A few days before he left for that trip, Petraeus stopped at NPR, where All Things Considered host Melissa Block asked him this question:
"How much pressure do you feel to get this done quickly, to get the U.S. troops in a position where they can leave?"
"Well, this obviously has a lot to do with our exit strategy," Petraeus said of his training mission. "So all of us want to move out on this as quickly as we can. But at the same time, we need to have tactical patience. And I think we need to be careful not to overaccelerate this and actually rush to failure."
That was a wise premonition, but Petraeus didn't factor in political pressure from Washington. He ended up doing just what he hoped not to do: rush the process. And for a while, the numbers actually looked good.
The Pentagon was making sunny announcements about how the Iraqi army was ready to roll. First it was 50,000 troops. Then 100,000. And by 2006, 200,000 Iraqi soldiers.
Yet only a tiny fraction of those Iraqis Petraeus trained are actually ready to fight today.
Petraeus is not the only one to blame for this, but remarkably, he wasn't ever really blamed at all. There's a simple reason. Almost everybody loves to love David Petraeus, including the hawkish former Army Gen. Jack Keane.
"I think General Petraeus is absolutely the most qualified general officer we have to undertake a change of mission strategy in Iraq," Keane says.
Retired Gen. John Batiste, a Bush critic, counts himself a Petraeus fan:
"If anybody can figure it out, Dave Petraues can," Batiste says.
And to Sen. Jack Reed (D-RI), a member of the Senate Armed Services Committee, Petraeus is "extremely bright, tough-minded, physically tough, a front-line leader," as well as "thoughtful" and "self-confident."
In 2003, Petraeus commanded the Army's 101st Airborne Division in Northern Iraq, with about 20,000 troops under his command.
Unlike the rest of Iraq, his area of command was remarkably stable. Part of the reason was his philosophy of counter insurgency. You win over a population by staying attuned to grievances.
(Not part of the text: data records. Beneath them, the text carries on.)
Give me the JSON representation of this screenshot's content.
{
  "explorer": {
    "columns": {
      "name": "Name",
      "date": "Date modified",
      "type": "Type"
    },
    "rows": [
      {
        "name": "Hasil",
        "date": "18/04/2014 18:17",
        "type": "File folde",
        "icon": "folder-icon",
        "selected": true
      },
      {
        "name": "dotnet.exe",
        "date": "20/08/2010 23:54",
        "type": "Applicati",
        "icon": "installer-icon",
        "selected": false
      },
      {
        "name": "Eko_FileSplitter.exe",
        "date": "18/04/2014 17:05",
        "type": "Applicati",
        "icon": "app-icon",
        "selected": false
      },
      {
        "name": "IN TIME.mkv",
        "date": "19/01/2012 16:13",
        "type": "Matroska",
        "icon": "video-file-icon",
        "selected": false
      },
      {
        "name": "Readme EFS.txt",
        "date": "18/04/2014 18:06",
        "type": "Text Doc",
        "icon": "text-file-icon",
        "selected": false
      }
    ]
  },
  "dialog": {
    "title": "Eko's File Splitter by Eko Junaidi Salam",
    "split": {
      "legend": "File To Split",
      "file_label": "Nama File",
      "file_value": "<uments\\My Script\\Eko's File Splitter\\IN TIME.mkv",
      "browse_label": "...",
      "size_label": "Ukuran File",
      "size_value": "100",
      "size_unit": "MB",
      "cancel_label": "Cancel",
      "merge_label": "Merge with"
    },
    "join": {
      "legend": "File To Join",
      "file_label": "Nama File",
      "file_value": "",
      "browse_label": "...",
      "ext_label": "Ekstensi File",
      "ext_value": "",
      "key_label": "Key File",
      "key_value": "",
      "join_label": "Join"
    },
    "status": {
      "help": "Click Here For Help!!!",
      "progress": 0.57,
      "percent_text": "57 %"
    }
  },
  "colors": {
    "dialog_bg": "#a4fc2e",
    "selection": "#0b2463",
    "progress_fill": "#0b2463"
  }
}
"We don't want to have a situation a month from now when people are saying the equivalent of 'Mussolini didn't give us our personal freedom, but at least the trains ran on time,'" Petraeus said at the time. "'Saddam didn't allow us to speak our mind but at least there was gas at the gas station.'"
It would be nice if this story had a happy ending, but at least so far, it doesn't.
Shortly after Petraeus and his troops left Iraq and returned to Fort Campbell, Ky., in early 2004, most of what they had achieved in their patch of Northern Iraq disintegrated, just as things deteriorated elsewhere in the country.
Now Petraeus finds himself on the verge of returning to Iraq — once again, round three — to work his magic. He has spent the past 15 months writing the Army's new counterinsurgency manual. It's an impressive and massive tome.
But Petraeus now has to put up or shut up. Counterinsurgency theory is... well... theory. And this is the rare case where the person who comes up with the theory is also the one who has to implement it.